There is no one more invested in my health than I am. There is no one who has done more research about my illness than I have. This is just my reality. I’ve learned to live with it, to adapt within its limitations, and find joy in a life that is more physically limited than most. My guess is that I’ve probably heard of whatever medical remedy that you discovered on Good Morning America, and there are good reasons why I haven’t tried it, or why I did and it didn’t work for me.

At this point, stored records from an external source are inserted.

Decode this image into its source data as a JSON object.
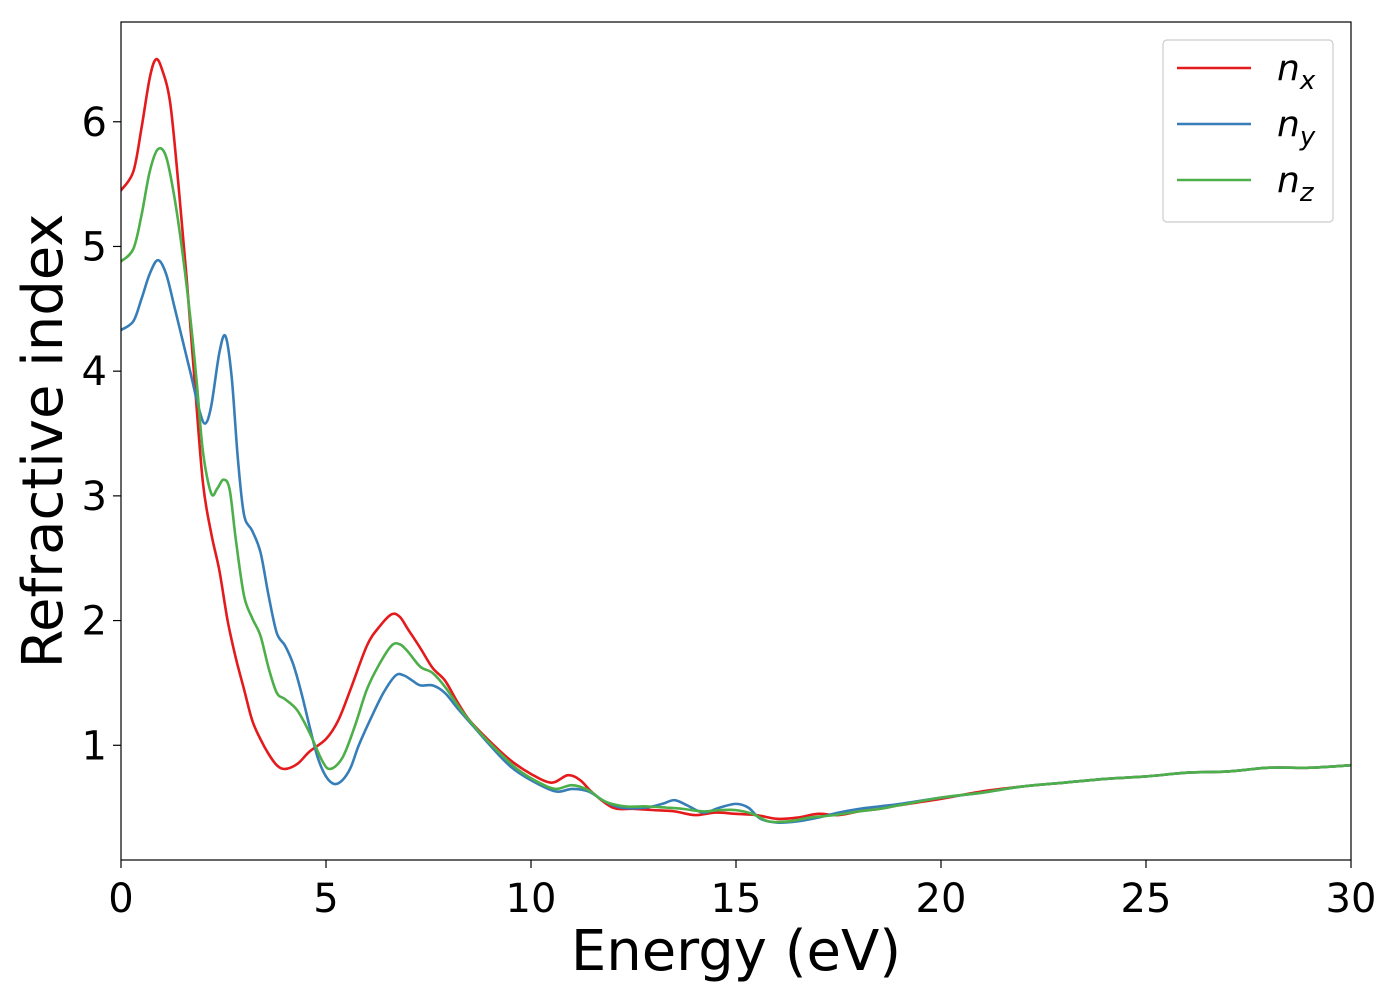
{
  "chart_data": {
    "type": "line",
    "title": "",
    "xlabel": "Energy (eV)",
    "ylabel": "Refractive index",
    "xlim": [
      0,
      30
    ],
    "ylim": [
      0.08,
      6.8
    ],
    "xticks": [
      0,
      5,
      10,
      15,
      20,
      25,
      30
    ],
    "yticks": [
      1,
      2,
      3,
      4,
      5,
      6
    ],
    "grid": false,
    "legend": {
      "position": "top-right"
    },
    "series": [
      {
        "name": "n",
        "subscript": "x",
        "color": "#e41a1c",
        "points": [
          [
            0,
            5.45
          ],
          [
            0.3,
            5.6
          ],
          [
            0.5,
            5.95
          ],
          [
            0.7,
            6.35
          ],
          [
            0.85,
            6.5
          ],
          [
            1.0,
            6.42
          ],
          [
            1.2,
            6.15
          ],
          [
            1.4,
            5.5
          ],
          [
            1.6,
            4.75
          ],
          [
            1.8,
            3.9
          ],
          [
            2.0,
            3.1
          ],
          [
            2.2,
            2.7
          ],
          [
            2.4,
            2.4
          ],
          [
            2.6,
            2.0
          ],
          [
            2.8,
            1.7
          ],
          [
            3.0,
            1.45
          ],
          [
            3.2,
            1.2
          ],
          [
            3.4,
            1.05
          ],
          [
            3.6,
            0.93
          ],
          [
            3.8,
            0.84
          ],
          [
            4.0,
            0.81
          ],
          [
            4.3,
            0.85
          ],
          [
            4.6,
            0.95
          ],
          [
            5.0,
            1.05
          ],
          [
            5.3,
            1.2
          ],
          [
            5.6,
            1.45
          ],
          [
            6.0,
            1.8
          ],
          [
            6.3,
            1.95
          ],
          [
            6.6,
            2.05
          ],
          [
            6.8,
            2.03
          ],
          [
            7.0,
            1.93
          ],
          [
            7.3,
            1.78
          ],
          [
            7.6,
            1.62
          ],
          [
            7.9,
            1.52
          ],
          [
            8.2,
            1.35
          ],
          [
            8.5,
            1.2
          ],
          [
            9.0,
            1.03
          ],
          [
            9.5,
            0.88
          ],
          [
            10.0,
            0.77
          ],
          [
            10.5,
            0.7
          ],
          [
            10.9,
            0.76
          ],
          [
            11.2,
            0.72
          ],
          [
            11.5,
            0.62
          ],
          [
            12.0,
            0.5
          ],
          [
            12.5,
            0.49
          ],
          [
            13.0,
            0.48
          ],
          [
            13.5,
            0.47
          ],
          [
            14.0,
            0.44
          ],
          [
            14.5,
            0.46
          ],
          [
            15.0,
            0.45
          ],
          [
            15.5,
            0.44
          ],
          [
            16.0,
            0.41
          ],
          [
            16.5,
            0.42
          ],
          [
            17.0,
            0.45
          ],
          [
            17.5,
            0.44
          ],
          [
            18.0,
            0.47
          ],
          [
            18.5,
            0.49
          ],
          [
            19.0,
            0.52
          ],
          [
            20.0,
            0.57
          ],
          [
            21.0,
            0.63
          ],
          [
            22.0,
            0.67
          ],
          [
            23.0,
            0.7
          ],
          [
            24.0,
            0.73
          ],
          [
            25.0,
            0.75
          ],
          [
            26.0,
            0.78
          ],
          [
            27.0,
            0.79
          ],
          [
            28.0,
            0.82
          ],
          [
            29.0,
            0.82
          ],
          [
            30.0,
            0.84
          ]
        ]
      },
      {
        "name": "n",
        "subscript": "y",
        "color": "#377eb8",
        "points": [
          [
            0,
            4.33
          ],
          [
            0.3,
            4.4
          ],
          [
            0.5,
            4.58
          ],
          [
            0.7,
            4.78
          ],
          [
            0.9,
            4.89
          ],
          [
            1.1,
            4.78
          ],
          [
            1.3,
            4.52
          ],
          [
            1.5,
            4.25
          ],
          [
            1.7,
            3.98
          ],
          [
            1.9,
            3.7
          ],
          [
            2.05,
            3.58
          ],
          [
            2.2,
            3.72
          ],
          [
            2.4,
            4.15
          ],
          [
            2.55,
            4.28
          ],
          [
            2.7,
            3.95
          ],
          [
            2.85,
            3.3
          ],
          [
            3.0,
            2.85
          ],
          [
            3.2,
            2.72
          ],
          [
            3.4,
            2.55
          ],
          [
            3.6,
            2.2
          ],
          [
            3.8,
            1.9
          ],
          [
            4.0,
            1.8
          ],
          [
            4.2,
            1.65
          ],
          [
            4.4,
            1.42
          ],
          [
            4.6,
            1.15
          ],
          [
            4.8,
            0.9
          ],
          [
            5.0,
            0.75
          ],
          [
            5.2,
            0.69
          ],
          [
            5.4,
            0.72
          ],
          [
            5.6,
            0.82
          ],
          [
            5.8,
            1.0
          ],
          [
            6.1,
            1.22
          ],
          [
            6.4,
            1.42
          ],
          [
            6.7,
            1.56
          ],
          [
            6.9,
            1.56
          ],
          [
            7.1,
            1.52
          ],
          [
            7.3,
            1.48
          ],
          [
            7.6,
            1.48
          ],
          [
            7.9,
            1.42
          ],
          [
            8.2,
            1.3
          ],
          [
            8.6,
            1.15
          ],
          [
            9.0,
            1.0
          ],
          [
            9.5,
            0.83
          ],
          [
            10.0,
            0.72
          ],
          [
            10.6,
            0.63
          ],
          [
            11.0,
            0.65
          ],
          [
            11.4,
            0.63
          ],
          [
            11.8,
            0.55
          ],
          [
            12.2,
            0.5
          ],
          [
            12.8,
            0.5
          ],
          [
            13.2,
            0.53
          ],
          [
            13.5,
            0.56
          ],
          [
            13.8,
            0.52
          ],
          [
            14.2,
            0.46
          ],
          [
            14.6,
            0.5
          ],
          [
            15.0,
            0.53
          ],
          [
            15.3,
            0.5
          ],
          [
            15.6,
            0.41
          ],
          [
            16.0,
            0.38
          ],
          [
            16.5,
            0.39
          ],
          [
            17.0,
            0.42
          ],
          [
            17.5,
            0.46
          ],
          [
            18.0,
            0.49
          ],
          [
            18.5,
            0.51
          ],
          [
            19.0,
            0.53
          ],
          [
            20.0,
            0.58
          ],
          [
            21.0,
            0.62
          ],
          [
            22.0,
            0.67
          ],
          [
            23.0,
            0.7
          ],
          [
            24.0,
            0.73
          ],
          [
            25.0,
            0.75
          ],
          [
            26.0,
            0.78
          ],
          [
            27.0,
            0.79
          ],
          [
            28.0,
            0.82
          ],
          [
            29.0,
            0.82
          ],
          [
            30.0,
            0.84
          ]
        ]
      },
      {
        "name": "n",
        "subscript": "z",
        "color": "#4daf4a",
        "points": [
          [
            0,
            4.88
          ],
          [
            0.3,
            4.98
          ],
          [
            0.5,
            5.25
          ],
          [
            0.7,
            5.6
          ],
          [
            0.9,
            5.78
          ],
          [
            1.1,
            5.72
          ],
          [
            1.3,
            5.4
          ],
          [
            1.5,
            4.95
          ],
          [
            1.7,
            4.4
          ],
          [
            1.85,
            3.9
          ],
          [
            2.0,
            3.35
          ],
          [
            2.2,
            3.02
          ],
          [
            2.35,
            3.06
          ],
          [
            2.5,
            3.13
          ],
          [
            2.65,
            3.05
          ],
          [
            2.8,
            2.65
          ],
          [
            3.0,
            2.2
          ],
          [
            3.2,
            2.02
          ],
          [
            3.4,
            1.88
          ],
          [
            3.6,
            1.62
          ],
          [
            3.8,
            1.42
          ],
          [
            4.0,
            1.37
          ],
          [
            4.3,
            1.28
          ],
          [
            4.6,
            1.1
          ],
          [
            4.9,
            0.88
          ],
          [
            5.1,
            0.81
          ],
          [
            5.4,
            0.9
          ],
          [
            5.7,
            1.15
          ],
          [
            6.0,
            1.45
          ],
          [
            6.3,
            1.65
          ],
          [
            6.6,
            1.8
          ],
          [
            6.8,
            1.81
          ],
          [
            7.0,
            1.75
          ],
          [
            7.3,
            1.63
          ],
          [
            7.6,
            1.58
          ],
          [
            7.9,
            1.47
          ],
          [
            8.3,
            1.28
          ],
          [
            8.7,
            1.12
          ],
          [
            9.2,
            0.95
          ],
          [
            9.7,
            0.8
          ],
          [
            10.2,
            0.7
          ],
          [
            10.6,
            0.65
          ],
          [
            11.0,
            0.68
          ],
          [
            11.4,
            0.64
          ],
          [
            11.8,
            0.55
          ],
          [
            12.3,
            0.51
          ],
          [
            12.8,
            0.51
          ],
          [
            13.3,
            0.5
          ],
          [
            13.7,
            0.49
          ],
          [
            14.2,
            0.47
          ],
          [
            14.6,
            0.48
          ],
          [
            15.0,
            0.48
          ],
          [
            15.4,
            0.45
          ],
          [
            15.8,
            0.39
          ],
          [
            16.3,
            0.39
          ],
          [
            16.8,
            0.42
          ],
          [
            17.4,
            0.44
          ],
          [
            18.0,
            0.47
          ],
          [
            18.5,
            0.49
          ],
          [
            19.0,
            0.52
          ],
          [
            20.0,
            0.58
          ],
          [
            21.0,
            0.62
          ],
          [
            22.0,
            0.67
          ],
          [
            23.0,
            0.7
          ],
          [
            24.0,
            0.73
          ],
          [
            25.0,
            0.75
          ],
          [
            26.0,
            0.78
          ],
          [
            27.0,
            0.79
          ],
          [
            28.0,
            0.82
          ],
          [
            29.0,
            0.82
          ],
          [
            30.0,
            0.84
          ]
        ]
      }
    ]
  }
}
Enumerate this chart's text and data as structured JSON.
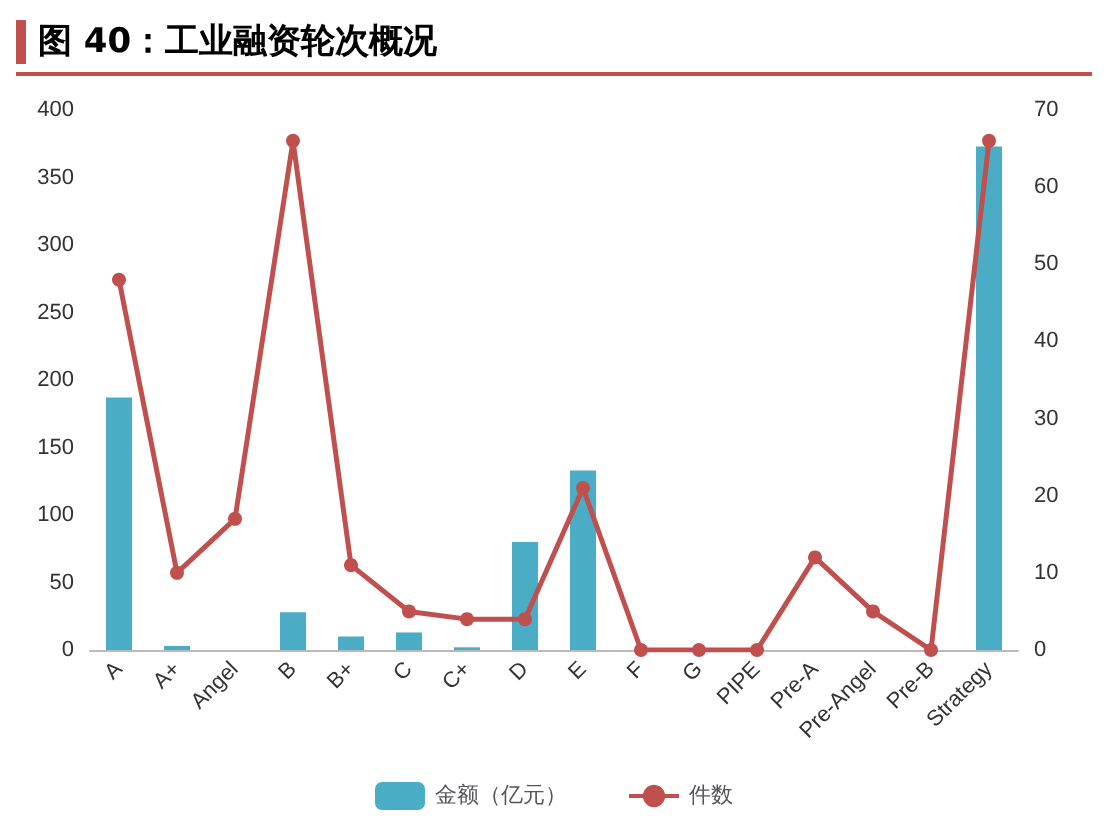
{
  "chart_data": {
    "type": "bar",
    "title": "图 40：工业融资轮次概况",
    "categories": [
      "A",
      "A+",
      "Angel",
      "B",
      "B+",
      "C",
      "C+",
      "D",
      "E",
      "F",
      "G",
      "PIPE",
      "Pre-A",
      "Pre-Angel",
      "Pre-B",
      "Strategy"
    ],
    "series": [
      {
        "name": "金额（亿元）",
        "color": "#4bacc6",
        "values": [
          187,
          3,
          0,
          28,
          10,
          13,
          2,
          80,
          133,
          0,
          0,
          0,
          0,
          0,
          0,
          373
        ]
      },
      {
        "name": "件数",
        "type": "line",
        "axis": "y2",
        "color": "#c0504d",
        "marker": "circle",
        "values": [
          48,
          10,
          17,
          66,
          11,
          5,
          4,
          4,
          21,
          0,
          0,
          0,
          12,
          5,
          0,
          66
        ]
      }
    ],
    "ylim": [
      0,
      400
    ],
    "yticks": [
      0,
      50,
      100,
      150,
      200,
      250,
      300,
      350,
      400
    ],
    "y2lim": [
      0,
      70
    ],
    "y2ticks": [
      0,
      10,
      20,
      30,
      40,
      50,
      60,
      70
    ],
    "grid": false,
    "legend": "bottom"
  }
}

I’m not miserable either. My illness has offered me great gifts.  I’ve learned the value of stopping and resting, which is something that this type-A personality would never have learned if I didn’t have my face rubbed in my limitations all the time. I’ve learned compassion for the elderly, because I have the energy of someone much closer to seventy than to someone who’s thirty-two. I’ve learned to be sympathetic to outsiders, because my illness has often made it difficult for me to form friendships and be accepted by my peer groups. There are substantial ways that being sick has made me a much better person that I would ever be otherwise.

 


In other words, next time you see me (or the millions of people like me), just remember:

Yes: I’m actually sick.

        No: I’m not getting better anytime soon.

        Yes: I still live a meaningful life.

 

 


[1] “Wait, Ben, you’re chronically ill?” Yup. Since I was nine.

“You look fine to me!” Of course I look fine, that’s why we call it an invisible chronic illness.

[2] And no, it doesn’t matter how much extra coffee I drink, whether I take an extra nap, or whether I’m using your latest exciting herbal concoction.

[3] Even more exciting: I may not know whether I’m chronic-illness-tired or just-plain-tired until I’ve tried a few cups of coffee and attempted to start my day.

[4] If I’m doing poorly, I’ll probably just say, “I’m sick.” Ironically, I find that people find it far easier to be compassionate when you have a cold then when you have an invisible chronic illness.

[5] What is that normal? See point one.